Il faut dire que le sujet est en lui-même une trouvaille : en 1958, une bande de pilotes d’essais (l’équipe Dedalus, rassemblant des doublures oubliées des John Glenn et des Chuck Yeager) se fait coiffer au poteau pour le premier vol dans l’espace par un chimpanzé. Quarante ans plus tard, les membres de l’équipe, dispersés, ruminent toujours cette injustice qui les a tenus à l’écart de la conquête spatiale. La NASA fait appel à Franck Corvin, ancien pilote de Dedalus aujourd’hui ingénieur à la retraite, pour réparer un vieux satellite russe en perdition, dont il a jadis conçu l’électronique. Compte tenu de la vétusté de l’engin, il est le seul à pouvoir le réparer. Corvin accepte, à condition d’être lui-même envoyé en mission dans l’espace, avec l’ensemble des pilotes de Dedalus. Ces anciens « presque héros » se sont reconvertis diversement : Hawk (Tomy Lee Jones) organise des baptêmes de l’air, Jerry (réjouissante prestation de Donald Sutherland) construit des montagnes russes, tandis que Tank (James Garner) est devenu pasteur. Ils ressortent leurs vieux cuirs de pilote et débarquent au siège de la Nasa avec la ferme intention de prendre leur revanche.

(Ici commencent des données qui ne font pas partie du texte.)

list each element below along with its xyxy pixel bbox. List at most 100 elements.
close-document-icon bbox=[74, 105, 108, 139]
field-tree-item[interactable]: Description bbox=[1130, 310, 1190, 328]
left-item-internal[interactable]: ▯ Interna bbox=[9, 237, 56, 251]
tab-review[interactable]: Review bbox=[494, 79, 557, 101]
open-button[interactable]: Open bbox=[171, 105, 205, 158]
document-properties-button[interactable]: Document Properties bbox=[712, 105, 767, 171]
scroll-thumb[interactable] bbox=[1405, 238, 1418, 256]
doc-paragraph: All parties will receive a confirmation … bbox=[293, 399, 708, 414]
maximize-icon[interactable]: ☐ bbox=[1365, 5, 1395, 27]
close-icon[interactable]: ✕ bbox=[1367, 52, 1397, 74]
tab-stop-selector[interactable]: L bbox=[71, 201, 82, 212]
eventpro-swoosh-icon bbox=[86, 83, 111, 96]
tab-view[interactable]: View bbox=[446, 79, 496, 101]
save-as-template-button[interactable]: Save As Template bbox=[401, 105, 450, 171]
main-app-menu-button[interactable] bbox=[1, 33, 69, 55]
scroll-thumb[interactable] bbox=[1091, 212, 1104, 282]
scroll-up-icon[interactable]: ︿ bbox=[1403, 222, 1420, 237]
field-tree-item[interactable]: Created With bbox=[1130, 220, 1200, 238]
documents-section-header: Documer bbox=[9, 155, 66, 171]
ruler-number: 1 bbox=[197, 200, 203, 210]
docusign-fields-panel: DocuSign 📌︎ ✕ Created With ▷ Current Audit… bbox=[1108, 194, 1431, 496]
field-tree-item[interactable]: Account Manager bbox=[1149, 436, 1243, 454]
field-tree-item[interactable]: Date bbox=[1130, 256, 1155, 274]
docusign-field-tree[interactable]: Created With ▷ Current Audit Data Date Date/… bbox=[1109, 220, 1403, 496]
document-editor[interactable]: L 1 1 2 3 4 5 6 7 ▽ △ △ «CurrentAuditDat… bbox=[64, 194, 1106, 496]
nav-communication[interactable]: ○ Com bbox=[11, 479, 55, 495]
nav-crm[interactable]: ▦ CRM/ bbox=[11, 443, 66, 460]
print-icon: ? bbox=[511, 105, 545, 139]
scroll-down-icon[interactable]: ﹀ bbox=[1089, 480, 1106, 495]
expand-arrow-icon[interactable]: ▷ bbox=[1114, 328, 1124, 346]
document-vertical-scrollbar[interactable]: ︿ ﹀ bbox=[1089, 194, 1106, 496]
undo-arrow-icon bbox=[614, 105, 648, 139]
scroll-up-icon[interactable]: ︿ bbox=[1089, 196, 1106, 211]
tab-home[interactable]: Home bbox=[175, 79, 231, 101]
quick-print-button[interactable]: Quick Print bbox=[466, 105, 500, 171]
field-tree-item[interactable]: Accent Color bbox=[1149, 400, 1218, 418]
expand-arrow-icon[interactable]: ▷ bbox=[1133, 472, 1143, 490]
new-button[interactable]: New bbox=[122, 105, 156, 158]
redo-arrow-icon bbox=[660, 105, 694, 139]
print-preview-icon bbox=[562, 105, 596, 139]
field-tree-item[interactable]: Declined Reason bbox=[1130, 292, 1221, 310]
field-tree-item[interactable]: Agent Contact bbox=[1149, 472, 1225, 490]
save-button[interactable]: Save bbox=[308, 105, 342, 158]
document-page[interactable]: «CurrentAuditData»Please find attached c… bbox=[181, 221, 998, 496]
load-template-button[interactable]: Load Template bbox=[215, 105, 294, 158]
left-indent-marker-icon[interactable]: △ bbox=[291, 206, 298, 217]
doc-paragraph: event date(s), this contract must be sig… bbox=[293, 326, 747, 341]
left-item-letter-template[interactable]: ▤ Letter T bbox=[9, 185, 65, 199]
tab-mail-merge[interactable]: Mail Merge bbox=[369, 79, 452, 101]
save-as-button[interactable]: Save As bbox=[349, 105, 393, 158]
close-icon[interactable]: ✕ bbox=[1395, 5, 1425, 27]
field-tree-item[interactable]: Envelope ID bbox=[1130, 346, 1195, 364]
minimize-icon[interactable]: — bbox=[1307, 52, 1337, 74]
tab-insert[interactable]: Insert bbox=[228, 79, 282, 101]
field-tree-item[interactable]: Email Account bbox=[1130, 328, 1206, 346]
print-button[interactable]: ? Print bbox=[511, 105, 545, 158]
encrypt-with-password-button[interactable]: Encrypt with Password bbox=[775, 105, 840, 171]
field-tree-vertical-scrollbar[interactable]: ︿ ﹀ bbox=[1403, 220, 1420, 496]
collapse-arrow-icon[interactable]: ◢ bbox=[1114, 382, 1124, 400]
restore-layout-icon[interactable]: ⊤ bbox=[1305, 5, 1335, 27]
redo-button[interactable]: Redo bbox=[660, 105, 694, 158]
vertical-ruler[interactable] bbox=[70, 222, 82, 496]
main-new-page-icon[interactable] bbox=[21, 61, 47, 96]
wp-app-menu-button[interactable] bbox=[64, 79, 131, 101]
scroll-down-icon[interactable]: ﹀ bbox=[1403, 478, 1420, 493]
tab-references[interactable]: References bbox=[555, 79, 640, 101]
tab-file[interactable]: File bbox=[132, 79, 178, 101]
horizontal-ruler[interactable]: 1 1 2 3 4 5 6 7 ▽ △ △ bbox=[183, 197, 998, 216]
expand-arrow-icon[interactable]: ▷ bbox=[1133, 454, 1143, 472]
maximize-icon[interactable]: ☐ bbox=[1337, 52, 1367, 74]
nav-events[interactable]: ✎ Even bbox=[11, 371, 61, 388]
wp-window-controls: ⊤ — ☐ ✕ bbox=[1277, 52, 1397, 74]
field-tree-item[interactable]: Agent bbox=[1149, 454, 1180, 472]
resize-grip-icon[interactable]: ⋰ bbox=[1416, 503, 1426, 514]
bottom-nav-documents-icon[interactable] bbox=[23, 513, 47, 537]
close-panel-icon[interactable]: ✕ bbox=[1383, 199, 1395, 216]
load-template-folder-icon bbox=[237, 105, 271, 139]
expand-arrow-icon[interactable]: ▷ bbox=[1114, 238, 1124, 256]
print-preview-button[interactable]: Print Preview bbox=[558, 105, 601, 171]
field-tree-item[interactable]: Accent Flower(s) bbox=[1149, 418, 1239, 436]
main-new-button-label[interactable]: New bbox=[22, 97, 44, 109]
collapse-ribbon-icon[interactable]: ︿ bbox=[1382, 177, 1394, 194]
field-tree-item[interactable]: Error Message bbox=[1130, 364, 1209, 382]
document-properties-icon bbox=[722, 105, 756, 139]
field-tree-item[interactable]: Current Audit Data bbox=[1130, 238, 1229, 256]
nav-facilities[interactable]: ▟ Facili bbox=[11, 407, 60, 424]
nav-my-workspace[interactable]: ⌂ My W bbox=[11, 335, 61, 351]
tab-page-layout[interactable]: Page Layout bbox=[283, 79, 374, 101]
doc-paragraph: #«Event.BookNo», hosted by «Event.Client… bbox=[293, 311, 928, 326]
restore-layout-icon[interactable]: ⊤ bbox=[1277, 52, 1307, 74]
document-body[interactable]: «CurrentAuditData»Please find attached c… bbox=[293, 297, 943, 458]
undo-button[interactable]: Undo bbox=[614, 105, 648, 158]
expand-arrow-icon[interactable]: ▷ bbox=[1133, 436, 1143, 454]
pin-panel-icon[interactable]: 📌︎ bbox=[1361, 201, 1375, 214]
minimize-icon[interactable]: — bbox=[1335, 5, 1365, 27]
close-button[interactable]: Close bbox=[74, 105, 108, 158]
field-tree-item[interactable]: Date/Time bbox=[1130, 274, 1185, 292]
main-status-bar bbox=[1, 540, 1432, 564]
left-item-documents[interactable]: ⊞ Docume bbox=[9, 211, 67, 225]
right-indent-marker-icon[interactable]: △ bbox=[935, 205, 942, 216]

Space Cowboys est bien obligé de citer L’Etoffe des héros, dont il serait une sorte de remake démystifiant, flirtant avec le pastiche tout en gardant une distance rigoureuse avec le film de Phillip Kaufman. Eastwood, dont le froncement de sourcils est toujours aussi efficace, incarne parfaitement ce Chuck Yeager vieillissant, aigri juste ce qu’il faut pour ne pas laisser passer cette tardive seconde chance. Son équipe de joyeux drilles et d’imposteurs légitimes s’embarque donc pour aller soigner le satellite. La suite, riche en rebondissements plus ou moins heureux, vaut surtout par le réalisme et la haute tenue des séquences dans l’espace. La nuit cosmique, le mystérieux et menaçant satellite, les déplacements de ces astronautes rhumatisés, tout cela est visuellement très impressionnant et parvient (durablement) à nous faire oublier les invraisemblances du scénario. Car les mauvaises langues peuvent facilement rétorquer que Space Cowboys ne tient pas debout, et l’on ne pourra que leur donner raison. Néanmoins, une distribution impeccable d’acteurs drôles et chaleureux, une mise en scène vigoureuse et précise, des dialogues ciselés en font un film parfaitement équilibré. Modeste dans ses intentions, Eastwood n’en a été que plus ambitieux dans l’exécution, ce que, de la part d’un soi-disant « auteur », on peut admirer ou blâmer. Cette excursion saugrenue entre vieux copains sur orbite porte en tout cas l’empreinte de son humour pénétrant et de sa compassion désenchantée.